Before the awards were handed out, the Rev. Karl Anderson made a keynote speech. Anderson was the recipient of the Drum Major for Justice Award last year.

His words mirrored the theme of the breakfast by encouraging action to solve community problems. In his speech, Anderson said several issues currently plague the community, including increased violence among youth, low graduation rates among African-American students and salary inequalities.

“The thrust of my message was to challenge each and every person to be involved – not just talking about it, but being about it,” Anderson said. “We have a lot of issues that plague our community; and if we’re not doing anything about it, then they’ll stay status-quo.”

The audience cheered and clapped throughout the speech.

Some Alachua County Commissioners, including Robert Hutchinson, looked on as Anderson spoke.

“Well, it was a very powerful, motivational speech.
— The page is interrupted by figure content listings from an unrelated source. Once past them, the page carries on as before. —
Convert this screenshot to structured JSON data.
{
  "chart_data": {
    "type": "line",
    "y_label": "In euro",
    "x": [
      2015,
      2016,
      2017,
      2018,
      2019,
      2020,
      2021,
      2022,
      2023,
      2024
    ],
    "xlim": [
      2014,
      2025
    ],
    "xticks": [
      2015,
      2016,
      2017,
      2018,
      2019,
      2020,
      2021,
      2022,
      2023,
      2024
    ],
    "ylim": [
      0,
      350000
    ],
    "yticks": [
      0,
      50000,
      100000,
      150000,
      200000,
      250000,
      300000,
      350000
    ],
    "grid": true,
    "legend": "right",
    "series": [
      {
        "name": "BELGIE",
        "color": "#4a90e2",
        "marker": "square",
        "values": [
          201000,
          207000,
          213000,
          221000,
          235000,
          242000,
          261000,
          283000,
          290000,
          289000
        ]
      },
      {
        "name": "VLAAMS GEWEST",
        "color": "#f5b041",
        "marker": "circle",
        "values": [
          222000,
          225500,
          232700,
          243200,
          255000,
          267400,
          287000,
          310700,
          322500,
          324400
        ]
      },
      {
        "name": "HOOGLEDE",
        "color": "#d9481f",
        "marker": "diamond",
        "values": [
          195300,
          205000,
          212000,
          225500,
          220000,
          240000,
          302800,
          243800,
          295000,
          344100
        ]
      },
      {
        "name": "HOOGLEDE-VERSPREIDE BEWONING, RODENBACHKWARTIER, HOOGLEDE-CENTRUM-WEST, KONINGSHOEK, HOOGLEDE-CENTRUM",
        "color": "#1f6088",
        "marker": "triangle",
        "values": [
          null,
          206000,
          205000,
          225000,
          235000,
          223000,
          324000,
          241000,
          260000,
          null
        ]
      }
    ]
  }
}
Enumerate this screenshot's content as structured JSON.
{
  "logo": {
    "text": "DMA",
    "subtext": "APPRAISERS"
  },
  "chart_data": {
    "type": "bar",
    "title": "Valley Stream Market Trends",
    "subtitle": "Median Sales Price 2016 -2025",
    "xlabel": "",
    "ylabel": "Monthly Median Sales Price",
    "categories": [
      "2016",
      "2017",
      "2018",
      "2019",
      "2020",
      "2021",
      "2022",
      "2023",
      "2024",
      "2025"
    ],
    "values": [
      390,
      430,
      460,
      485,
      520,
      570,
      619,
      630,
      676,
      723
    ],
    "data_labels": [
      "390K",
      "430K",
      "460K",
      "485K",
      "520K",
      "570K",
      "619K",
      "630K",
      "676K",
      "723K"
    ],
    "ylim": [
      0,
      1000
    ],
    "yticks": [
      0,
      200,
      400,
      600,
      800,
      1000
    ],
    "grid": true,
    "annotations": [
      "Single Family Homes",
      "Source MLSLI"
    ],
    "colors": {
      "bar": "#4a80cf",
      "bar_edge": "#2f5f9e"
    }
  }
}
It was motivational both from the faith and spiritual side of things, but also political,” Hutchinson said. “He clearly was calling for people to become more active in the community and in politics.”

Hutchinson said local leaders can help give people a reason to vote.

“Well he’s speaking to everybody, but African-Americans only relativity recently got the right to vote,” Hutchinson said. “People lost their lives over it and it’s important for everybody to get their people to turn out to vote.”

After Anderson’s speech, breakfast was served and the awards were presented.

First, Dennison received the 2016 Drum Major for Justice Award, which highlighted his church work along with what he contributed to the community as a whole.

Anderson said Dennison deserved the award.

“He’s a family man, a man of integrity, a purpose-driven pastor who really loves meeting the needs of the community,” Anderson said. “Some people just name their churches just to name them, but he actually lives out the name of his church: Compassionate Outreach Ministries.”

The second award-recipient, high-school student Alishia Williams, received the 2016 Joseph “Joel” Buchman Drum Major for Justice Scholarship.

It came in the form of an over-sized $2,500 check with the caveat that Williams can cash it upon enrolling in college full-time.

Family and friends cheered Williams on, including her mentor Rachel Delaune.

Delaune said she met Williams through the “I Gotcha Back” Mentoring Program at Eastside High School, which serves more than 100 students.

She said Williams was worthy of the award because she works hard at everything she does, whether it be in school, at church or at home taking care of her siblings.

“She knows who she is. She’s independent,” Delaune said. “She’s a very worthy recipient, and I’m very proud of her.”

Long, whose organization planned the event, said the two recipients exemplify the ceremony’s underlying theme of acting upon instinct.

“If there is an issue, or something that you believe that’s injustice, it’s incumbent upon you to address it,” Long said. “Don’t wait for others to address it. You address it. God has given everybody a voice and he’s given people a sense of intelligence.”

Long said leaders are formed when people speak up.

“Wherever there is injustice in our community, and regardless where it might be, you be the one with the voice; and others will come.”